Israeli PM calls on Palestinians to resume peace talks

Jerusalem, June 9: Israeli Prime Minister Benjamin Netanyahu on Monday called on the Palestinians to start "open-ended" direct peace talks with Israel "without preconditions".

Speaking to reporters before meeting Czech Foreign Minister Lubomir Zaoralek, Netanyahu said Israel supports the two-state solution to its conflict with the Palestinians and accused the latter of having refused to negotiate with Israel for the last decade, Xinhua reported.

Benjamin Netanyahu

"Unfortunately, the Palestinians don't negotiate. They ran away from negotiations. They ran away from (former Israeli premier Ehud) Barak; they ran away from (Ariel) Sharon; they ran away from (Ehud) Olmert; they ran away from me," he said.

Netanyahu also denounced the Palestinians for its unilateral steps at the UN and its efforts to "get sanctions on Israel".

The last round of peace talks broke down at the end of April last year when Israel refused to release a third batch of Palestinian prisoners and approved thousands of settler homes in the West Bank and East Jerusalem, where the Palestinians aspire to build their own state.

For his part, Zaoralek appealed to both Israel and the Palestinians to resume peace talks and warned that Israel may face further international isolation due to lack of peace talks. "Israel will take most of the punches. The prevailing notion in the European Union is that Israel is responsible for the diplomatic deadlock," he said.

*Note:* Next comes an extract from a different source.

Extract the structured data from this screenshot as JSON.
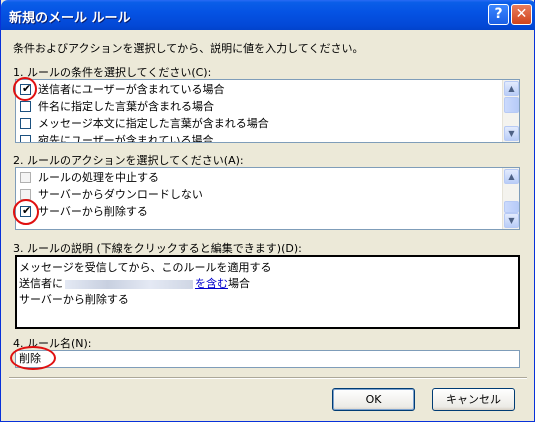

Zaoralek is the latest of top Western diplomats to visit the region to take stock of the new Israeli government's policies on peace talks.

In the run-up to the March 17 elections, Netanyahu retracted his support for the two-state solution and vowed not to allow the establishment of a Palestinian state while he is in power. These statements raised much concern in the international community.